PURPOSE: SeptiFast is a real-time PCR assay which targets ribosomal DNA sequences of bacteria and fungi, enabling detection and identification of the commonest pathogens in blood within a few hours, including those acquired in healthcare settings. We report here the first detailed assessment of SeptiFast that focuses on healthcare-associated bloodstream infections which develop during routine critical care. METHODS: This was a prospective multicentre study designed to compare the clinical diagnostic accuracy of SeptiFast versus microbiological culture and independent clinical adjudication. This Phase III diagnostic study was performed in an adequately sized cohort of adult patients who developed new signs of suspected bloodstream infection while receiving routine critical care. RESULTS: Of 1,006 new episodes of suspected bloodstream infection in 853 patients, 922 (92 %) of these episodes in 795 patients met the inclusion criteria of the study. Patients had been exposed to a median of 8 days (interquartile range 4-16) of hospital care and had received high levels of organ support and recent antibiotic exposure. The SeptiFast test, when compared with bloodstream infection at the species/genus level, had a greater specificity [0.86, 95 % confidence interval (CI) 0.83-0.88] than sensitivity (0.50, 95 % CI 0.39-0.61).

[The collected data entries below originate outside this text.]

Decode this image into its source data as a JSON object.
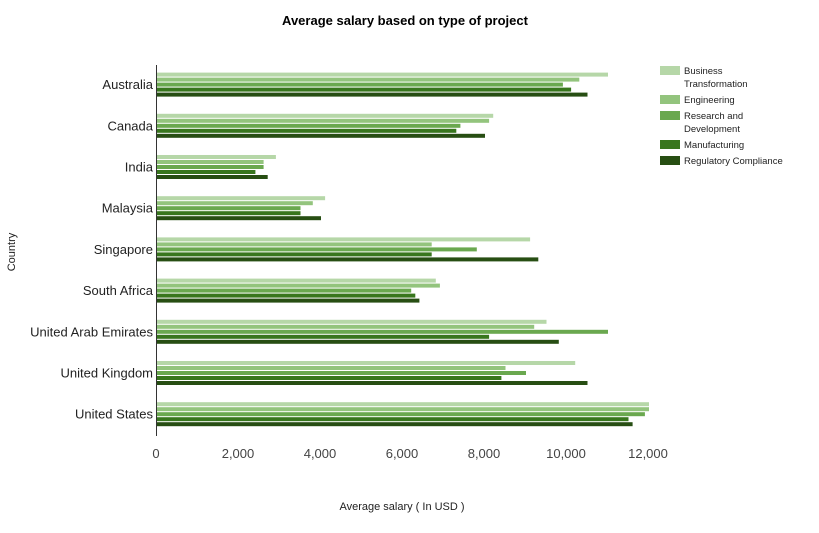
{
  "chart_data": {
    "type": "bar",
    "orientation": "horizontal",
    "title": "Average salary based on type of project",
    "xlabel": "Average salary ( In USD )",
    "ylabel": "Country",
    "xlim": [
      0,
      12000
    ],
    "xticks": [
      0,
      2000,
      4000,
      6000,
      8000,
      10000,
      12000
    ],
    "xtick_labels": [
      "0",
      "2,000",
      "4,000",
      "6,000",
      "8,000",
      "10,000",
      "12,000"
    ],
    "grid": false,
    "legend_position": "top-right",
    "categories": [
      "Australia",
      "Canada",
      "India",
      "Malaysia",
      "Singapore",
      "South Africa",
      "United Arab Emirates",
      "United Kingdom",
      "United States"
    ],
    "series": [
      {
        "name": "Business Transformation",
        "legend_lines": [
          "Business",
          "Transformation"
        ],
        "color": "#b6d7a8",
        "values": [
          11000,
          8200,
          2900,
          4100,
          9100,
          6800,
          9500,
          10200,
          12000
        ]
      },
      {
        "name": "Engineering",
        "legend_lines": [
          "Engineering"
        ],
        "color": "#93c47d",
        "values": [
          10300,
          8100,
          2600,
          3800,
          6700,
          6900,
          9200,
          8500,
          12000
        ]
      },
      {
        "name": "Research and Development",
        "legend_lines": [
          "Research and",
          "Development"
        ],
        "color": "#6aa84f",
        "values": [
          9900,
          7400,
          2600,
          3500,
          7800,
          6200,
          11000,
          9000,
          11900
        ]
      },
      {
        "name": "Manufacturing",
        "legend_lines": [
          "Manufacturing"
        ],
        "color": "#38761d",
        "values": [
          10100,
          7300,
          2400,
          3500,
          6700,
          6300,
          8100,
          8400,
          11500
        ]
      },
      {
        "name": "Regulatory Compliance",
        "legend_lines": [
          "Regulatory Compliance"
        ],
        "color": "#274e13",
        "values": [
          10500,
          8000,
          2700,
          4000,
          9300,
          6400,
          9800,
          10500,
          11600
        ]
      }
    ]
  }
}
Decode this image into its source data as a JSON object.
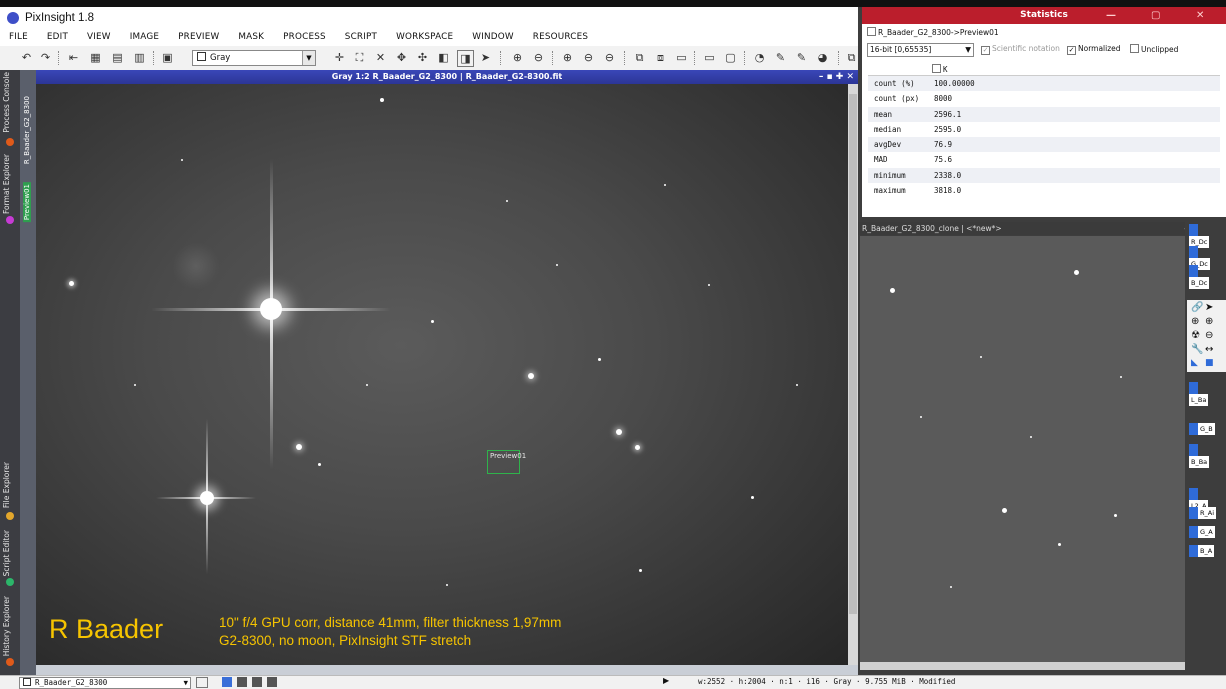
{
  "app": {
    "title": "PixInsight 1.8"
  },
  "menu": [
    "FILE",
    "EDIT",
    "VIEW",
    "IMAGE",
    "PREVIEW",
    "MASK",
    "PROCESS",
    "SCRIPT",
    "WORKSPACE",
    "WINDOW",
    "RESOURCES"
  ],
  "toolbar": {
    "color_mode": "Gray"
  },
  "left_tabs": {
    "process_console": "Process Console",
    "format_explorer": "Format Explorer",
    "file_explorer": "File Explorer",
    "script_editor": "Script Editor",
    "history_explorer": "History Explorer"
  },
  "side_tabs": {
    "image": "R_Baader_G2_8300",
    "preview": "Preview01"
  },
  "image_window": {
    "title": "Gray 1:2 R_Baader_G2_8300 | R_Baader_G2-8300.fit",
    "preview_label": "Preview01",
    "caption_big": "R Baader",
    "caption_line1": "10\" f/4 GPU corr, distance 41mm, filter thickness 1,97mm",
    "caption_line2": "G2-8300, no moon, PixInsight STF stretch"
  },
  "statistics": {
    "title": "Statistics",
    "source": "R_Baader_G2_8300->Preview01",
    "bit_depth": "16-bit [0,65535]",
    "scientific_notation": "Scientific notation",
    "normalized": "Normalized",
    "unclipped": "Unclipped",
    "channel": "K",
    "rows": [
      {
        "label": "count (%)",
        "value": "100.00000"
      },
      {
        "label": "count (px)",
        "value": "8000"
      },
      {
        "label": "mean",
        "value": "2596.1"
      },
      {
        "label": "median",
        "value": "2595.0"
      },
      {
        "label": "avgDev",
        "value": "76.9"
      },
      {
        "label": "MAD",
        "value": "75.6"
      },
      {
        "label": "minimum",
        "value": "2338.0"
      },
      {
        "label": "maximum",
        "value": "3818.0"
      }
    ]
  },
  "clone_window": {
    "title": "R_Baader_G2_8300_clone | <*new*>"
  },
  "icons": [
    "R_Dc",
    "G_Dc",
    "B_Dc",
    "L_Ba",
    "G_B",
    "B_Ba",
    "L2_A",
    "R_Ai",
    "G_A",
    "B_A"
  ],
  "statusbar": {
    "view": "R_Baader_G2_8300",
    "info": "w:2552 · h:2004 · n:1 · i16 · Gray · 9.755 MiB · Modified"
  }
}
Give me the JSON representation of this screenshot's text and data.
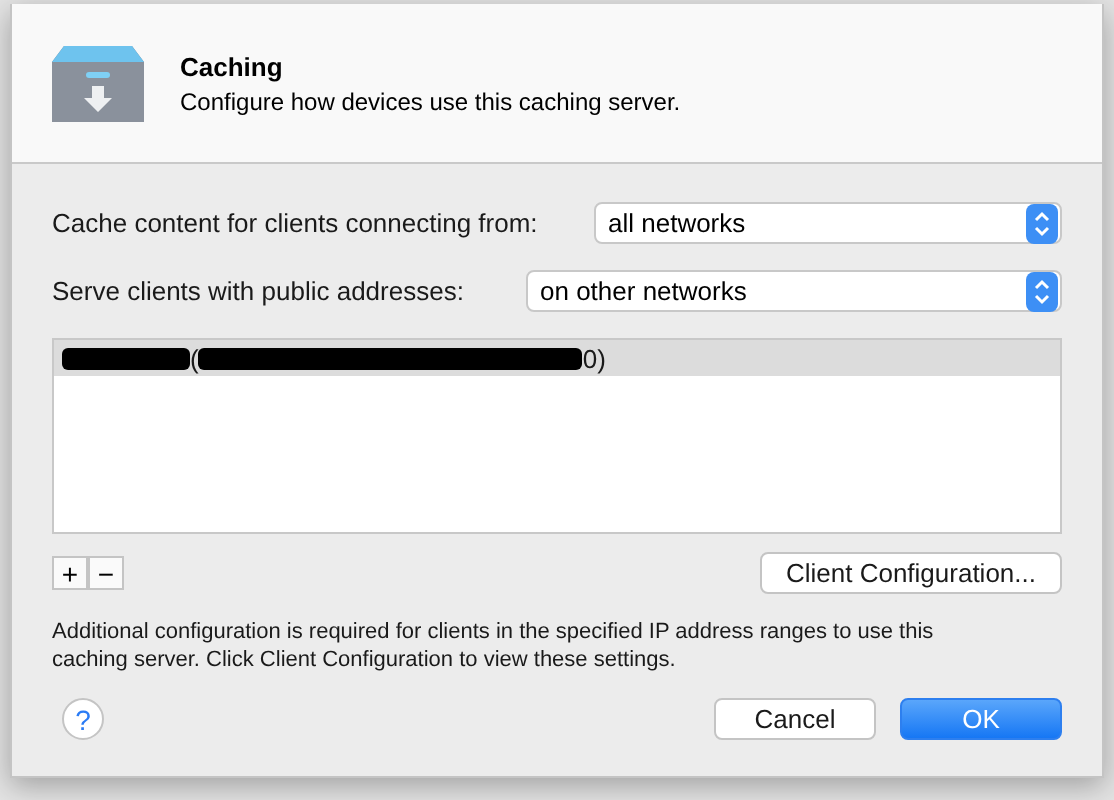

There was a low prevalence of blood culture-proven pathogens (9.2 %, 95 % CI 7.4-11.2 %), and the post-test probabilities of both a positive (26.3 %, 95 % CI 19.8-33.7 %) and a negative SeptiFast test (5.6 %, 95 % CI 4.1-7.4 %) indicated potential limitations of this technology in diagnosing bloodstream infection. CONCLUSION: When compared with blood culture, SeptiFast is likely to have limited utility for the diagnosis of healthcare-associated bloodstream infection in critical care patients despite its potential to deliver results more rapidly.